Um dos aspectos que recomendam uma segunda volta é o do cabal esclarecimento do “caso BPN”.
Voto por uma segunda volta nas presidenciais. É público que apoio Manuel Alegre sem objecções de consciência. Com isto quero dizer que o apoio como o fiz com Jorge Sampaio, por algo mais do que ser contra “o outro”.“Contra o outro” fui – quando votei Mário Soares contra Freitas do Amaral há muito, muito tempo. “Votar por” é diferente. Nunca precisei de concordar com tudo o que Jorge Sampaio tivesse dito para lhe dar o meu voto. “Votar por” era estar, no essencial, de acordo com um entendimento da função presidencial num contexto preciso. Manuel Alegre tem sido muito claro sobre dois pontos: primo, não lhe compete apoiar ou desapoiar governos, qualquer que seja a sua cor. É corajoso da sua parte afirmá-lo. Segundo, Alegre tem definido sem ambiguidade as suas próprias linhas vermelhas – as que usará, através do poder de veto, se algum governo quiser destruir as grandes aquisições sociais da revolução democrática, nomeadamente a universalidade dos serviços públicos, condição da sua qualidade. Concordo.
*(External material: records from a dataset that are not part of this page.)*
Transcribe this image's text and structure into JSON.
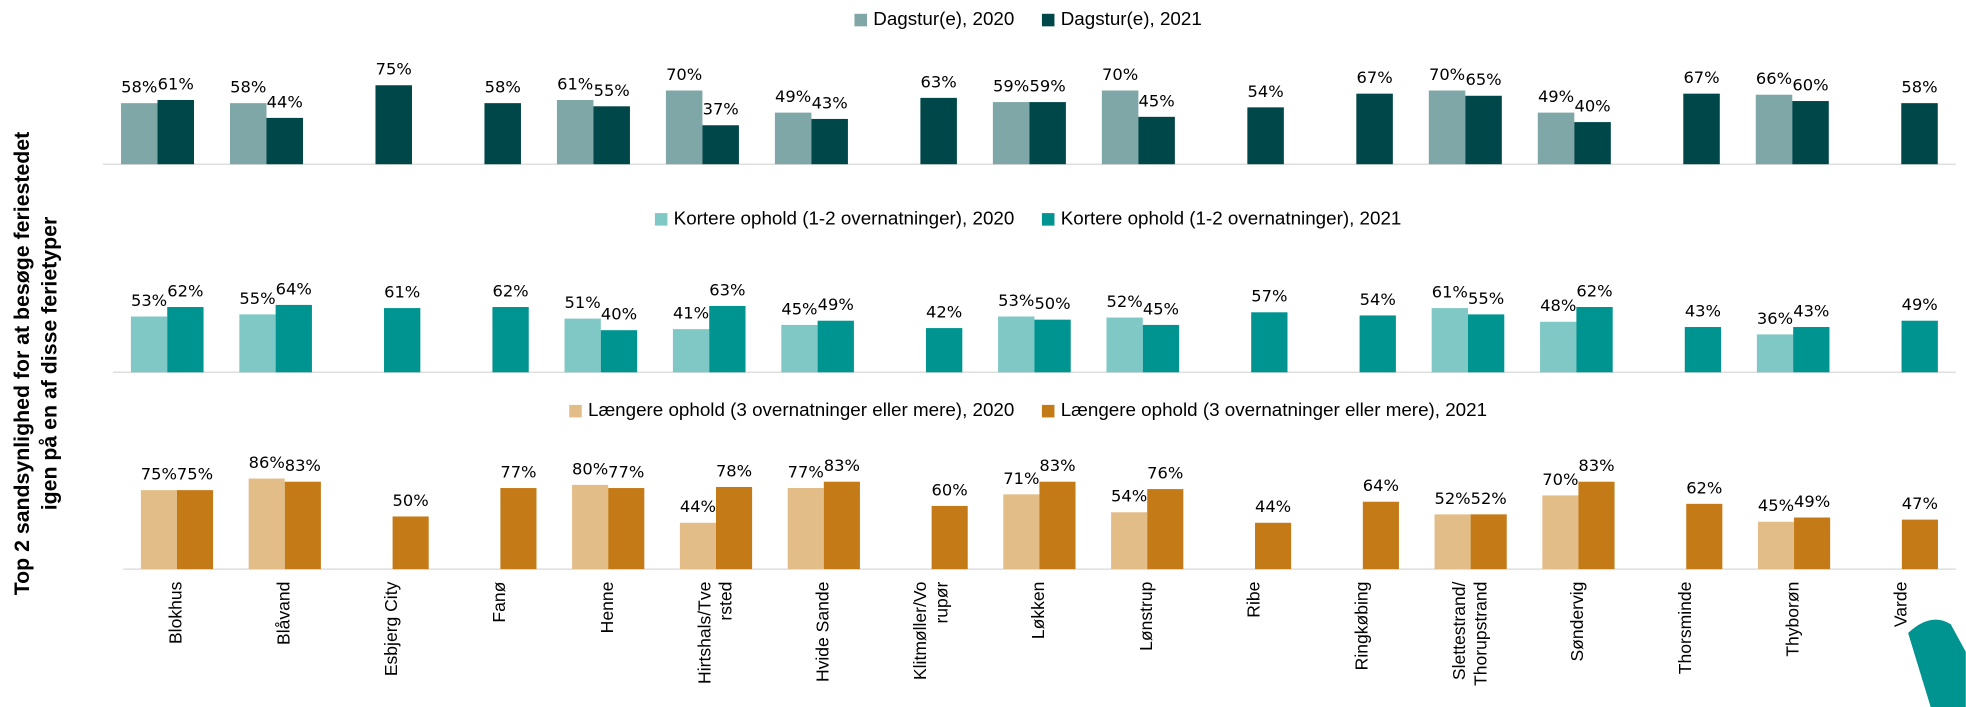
{
  "y_label": "Top 2 sandsynlighed for at besøge feriestedet\nigen på en af disse ferietyper",
  "chart_data": [
    {
      "type": "bar",
      "ylim": [
        0,
        100
      ],
      "series": [
        {
          "name": "Dagstur(e), 2020",
          "color": "#7fa7a7",
          "values": [
            58,
            58,
            null,
            null,
            61,
            70,
            49,
            null,
            59,
            70,
            null,
            null,
            70,
            49,
            null,
            66,
            null
          ],
          "value_labels": [
            "58%",
            "58%",
            null,
            null,
            "61%",
            "70%",
            "49%",
            null,
            "59%",
            "70%",
            null,
            null,
            "70%",
            "49%",
            null,
            "66%",
            null
          ]
        },
        {
          "name": "Dagstur(e), 2021",
          "color": "#00474a",
          "values": [
            61,
            44,
            75,
            58,
            55,
            37,
            43,
            63,
            59,
            45,
            54,
            67,
            65,
            40,
            67,
            60,
            58
          ],
          "value_labels": [
            "61%",
            "44%",
            "75%",
            "58%",
            "55%",
            "37%",
            "43%",
            "63%",
            "59%",
            "45%",
            "54%",
            "67%",
            "65%",
            "40%",
            "67%",
            "60%",
            "58%"
          ]
        }
      ]
    },
    {
      "type": "bar",
      "ylim": [
        0,
        100
      ],
      "series": [
        {
          "name": "Kortere ophold (1-2 overnatninger), 2020",
          "color": "#80c8c6",
          "values": [
            53,
            55,
            null,
            null,
            51,
            41,
            45,
            null,
            53,
            52,
            null,
            null,
            61,
            48,
            null,
            36,
            null
          ],
          "value_labels": [
            "53%",
            "55%",
            null,
            null,
            "51%",
            "41%",
            "45%",
            null,
            "53%",
            "52%",
            null,
            null,
            "61%",
            "48%",
            null,
            "36%",
            null
          ]
        },
        {
          "name": "Kortere ophold (1-2 overnatninger), 2021",
          "color": "#009490",
          "values": [
            62,
            64,
            61,
            62,
            40,
            63,
            49,
            42,
            50,
            45,
            57,
            54,
            55,
            62,
            43,
            43,
            49
          ],
          "value_labels": [
            "62%",
            "64%",
            "61%",
            "62%",
            "40%",
            "63%",
            "49%",
            "42%",
            "50%",
            "45%",
            "57%",
            "54%",
            "55%",
            "62%",
            "43%",
            "43%",
            "49%"
          ]
        }
      ]
    },
    {
      "type": "bar",
      "ylim": [
        0,
        100
      ],
      "categories": [
        "Blokhus",
        "Blåvand",
        "Esbjerg City",
        "Fanø",
        "Henne",
        "Hirtshals/Tve\nrsted",
        "Hvide Sande",
        "Klitmøller/Vo\nrupør",
        "Løkken",
        "Lønstrup",
        "Ribe",
        "Ringkøbing",
        "Slettestrand/\nThorupstrand",
        "Søndervig",
        "Thorsminde",
        "Thyborøn",
        "Varde"
      ],
      "series": [
        {
          "name": "Længere ophold (3 overnatninger eller mere), 2020",
          "color": "#e3bd87",
          "values": [
            75,
            86,
            null,
            null,
            80,
            44,
            77,
            null,
            71,
            54,
            null,
            null,
            52,
            70,
            null,
            45,
            null
          ],
          "value_labels": [
            "75%",
            "86%",
            null,
            null,
            "80%",
            "44%",
            "77%",
            null,
            "71%",
            "54%",
            null,
            null,
            "52%",
            "70%",
            null,
            "45%",
            null
          ]
        },
        {
          "name": "Længere ophold (3 overnatninger eller mere), 2021",
          "color": "#c47a17",
          "values": [
            75,
            83,
            50,
            77,
            77,
            78,
            83,
            60,
            83,
            76,
            44,
            64,
            52,
            83,
            62,
            49,
            47
          ],
          "value_labels": [
            "75%",
            "83%",
            "50%",
            "77%",
            "77%",
            "78%",
            "83%",
            "60%",
            "83%",
            "76%",
            "44%",
            "64%",
            "52%",
            "83%",
            "62%",
            "49%",
            "47%"
          ]
        }
      ]
    }
  ]
}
Esta clarificação é de enorme importância quando se sabe que a entrada formal do FMI em Portugal é uma forte probabilidade. Uma segunda volta permitirá que a disputa se faça entre esta interpretação social da função presidencial e a de Cavaco Silva, que conhecemos da sua prática como primeiro ministro, antes, e a de presidente, entretanto.
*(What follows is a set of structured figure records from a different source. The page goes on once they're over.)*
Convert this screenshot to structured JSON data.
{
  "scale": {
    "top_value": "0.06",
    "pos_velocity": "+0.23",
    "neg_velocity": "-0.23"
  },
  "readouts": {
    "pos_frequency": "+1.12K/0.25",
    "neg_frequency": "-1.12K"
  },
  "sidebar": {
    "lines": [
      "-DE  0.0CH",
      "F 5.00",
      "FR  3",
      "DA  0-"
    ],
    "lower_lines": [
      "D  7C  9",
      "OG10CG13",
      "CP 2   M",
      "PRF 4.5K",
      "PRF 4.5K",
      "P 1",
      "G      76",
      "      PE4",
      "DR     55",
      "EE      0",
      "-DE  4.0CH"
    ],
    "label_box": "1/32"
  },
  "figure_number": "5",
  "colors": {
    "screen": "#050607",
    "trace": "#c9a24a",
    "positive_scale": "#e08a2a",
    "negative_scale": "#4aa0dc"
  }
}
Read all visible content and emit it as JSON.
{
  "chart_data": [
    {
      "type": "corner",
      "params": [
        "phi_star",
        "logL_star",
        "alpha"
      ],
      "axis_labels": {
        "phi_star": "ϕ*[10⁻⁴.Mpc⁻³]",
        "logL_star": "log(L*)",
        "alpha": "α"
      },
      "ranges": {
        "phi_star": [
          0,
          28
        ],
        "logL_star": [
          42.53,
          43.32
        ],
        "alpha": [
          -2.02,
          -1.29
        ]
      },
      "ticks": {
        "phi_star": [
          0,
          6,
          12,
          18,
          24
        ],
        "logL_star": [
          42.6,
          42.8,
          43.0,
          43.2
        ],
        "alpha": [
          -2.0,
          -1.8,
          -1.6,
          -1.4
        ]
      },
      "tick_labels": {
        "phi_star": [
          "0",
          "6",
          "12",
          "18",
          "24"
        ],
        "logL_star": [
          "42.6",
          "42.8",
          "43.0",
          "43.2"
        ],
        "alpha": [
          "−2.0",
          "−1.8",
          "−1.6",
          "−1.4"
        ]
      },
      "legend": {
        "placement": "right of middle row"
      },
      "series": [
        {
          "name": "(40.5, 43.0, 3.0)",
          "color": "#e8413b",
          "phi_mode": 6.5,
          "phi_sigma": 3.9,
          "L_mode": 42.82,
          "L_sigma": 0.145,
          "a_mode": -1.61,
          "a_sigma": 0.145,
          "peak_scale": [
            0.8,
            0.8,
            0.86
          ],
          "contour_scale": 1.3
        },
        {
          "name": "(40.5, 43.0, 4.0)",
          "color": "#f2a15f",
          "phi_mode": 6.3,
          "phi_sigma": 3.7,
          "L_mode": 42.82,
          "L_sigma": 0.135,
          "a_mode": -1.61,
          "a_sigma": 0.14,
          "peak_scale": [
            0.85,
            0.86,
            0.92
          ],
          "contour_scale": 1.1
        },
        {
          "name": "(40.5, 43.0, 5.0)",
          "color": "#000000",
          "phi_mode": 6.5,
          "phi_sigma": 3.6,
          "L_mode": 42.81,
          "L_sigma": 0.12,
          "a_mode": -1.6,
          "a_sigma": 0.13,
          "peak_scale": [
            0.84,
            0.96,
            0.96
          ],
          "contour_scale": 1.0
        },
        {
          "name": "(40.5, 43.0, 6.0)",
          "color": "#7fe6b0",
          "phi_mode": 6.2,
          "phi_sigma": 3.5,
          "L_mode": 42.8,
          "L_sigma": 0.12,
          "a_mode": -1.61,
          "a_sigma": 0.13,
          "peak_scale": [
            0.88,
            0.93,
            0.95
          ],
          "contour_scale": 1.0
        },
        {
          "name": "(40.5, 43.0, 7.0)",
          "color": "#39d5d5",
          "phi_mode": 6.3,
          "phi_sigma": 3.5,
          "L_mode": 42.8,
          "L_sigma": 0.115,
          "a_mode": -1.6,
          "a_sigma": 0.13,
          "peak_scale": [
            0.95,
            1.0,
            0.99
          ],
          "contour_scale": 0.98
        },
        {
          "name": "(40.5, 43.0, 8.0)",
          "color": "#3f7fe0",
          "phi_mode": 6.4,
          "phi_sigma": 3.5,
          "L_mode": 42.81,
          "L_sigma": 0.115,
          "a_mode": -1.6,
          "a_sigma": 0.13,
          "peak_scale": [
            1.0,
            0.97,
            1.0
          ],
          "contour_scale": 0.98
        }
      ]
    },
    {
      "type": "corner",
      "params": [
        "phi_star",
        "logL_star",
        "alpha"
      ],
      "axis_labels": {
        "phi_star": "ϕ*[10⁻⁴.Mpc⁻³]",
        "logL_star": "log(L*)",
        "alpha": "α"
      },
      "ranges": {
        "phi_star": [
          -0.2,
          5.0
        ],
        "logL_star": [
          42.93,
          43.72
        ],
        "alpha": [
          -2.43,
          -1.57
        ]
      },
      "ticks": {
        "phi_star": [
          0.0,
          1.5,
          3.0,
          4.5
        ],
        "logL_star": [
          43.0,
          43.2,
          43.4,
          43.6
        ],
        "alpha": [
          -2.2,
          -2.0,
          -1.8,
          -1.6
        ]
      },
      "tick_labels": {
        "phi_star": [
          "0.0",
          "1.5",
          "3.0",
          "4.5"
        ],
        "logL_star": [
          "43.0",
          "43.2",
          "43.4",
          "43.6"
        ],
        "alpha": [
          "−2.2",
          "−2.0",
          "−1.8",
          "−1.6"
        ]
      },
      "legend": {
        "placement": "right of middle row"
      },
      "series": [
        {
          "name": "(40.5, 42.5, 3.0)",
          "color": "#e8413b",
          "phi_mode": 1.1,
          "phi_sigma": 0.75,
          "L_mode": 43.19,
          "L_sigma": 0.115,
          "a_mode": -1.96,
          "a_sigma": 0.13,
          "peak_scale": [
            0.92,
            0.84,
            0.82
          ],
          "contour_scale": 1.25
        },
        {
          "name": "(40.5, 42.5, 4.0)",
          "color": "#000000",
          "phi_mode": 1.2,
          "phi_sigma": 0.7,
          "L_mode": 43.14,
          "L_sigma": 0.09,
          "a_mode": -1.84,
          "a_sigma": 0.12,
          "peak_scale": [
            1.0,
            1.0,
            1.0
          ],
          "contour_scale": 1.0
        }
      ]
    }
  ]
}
Há, contudo, outro aspecto que recomenda uma segunda volta – a do cabal esclarecimento do “caso BPN”. Ele entrou pelas presidenciais dentro e o modo como Cavaco Silva se “atirou” aos actuais gestores do buraco implica esclarecimentos suplementares. Desde logo, o actual PR costuma ser mais do que circunspecto com “os mercados” – tem, aliás, criticado Alegre por este criticar os nossos credores – e as suas declarações só agravam a já de si remota possibilidade de alienação do BPN e consequente hipótese de recuperação de “algum” do que lá tem sido metido. Por outro lado, Cavaco Silva sabe que não se pode comparar o incomparável – e, no entanto, ele fê-lo. A questão é porquê? Apenas para desviar as atenções dos antigos executivos do banco? Finalmente, as afirmações do PR atingem o actual presidente da CGD, que é da sua própria comissão política de candidatura… tanto quanto Dias Loureiro foi membro do seu Conselho de Estado e o homem forte do BPN e SLN foi seu secretário de Estado.
Que a dupla BPN/SLN é uma criação realizada à sombra do cavaquismo é hoje incontroverso. Que Cavaco investiu poupanças pessoais na SLN e que daí retirou mais-valias, também. Diverso é o debate sobre o seu papel. É melhor que este se faça sob escrutínio público do que, mais tarde, em condições institucionais mais envenenadas.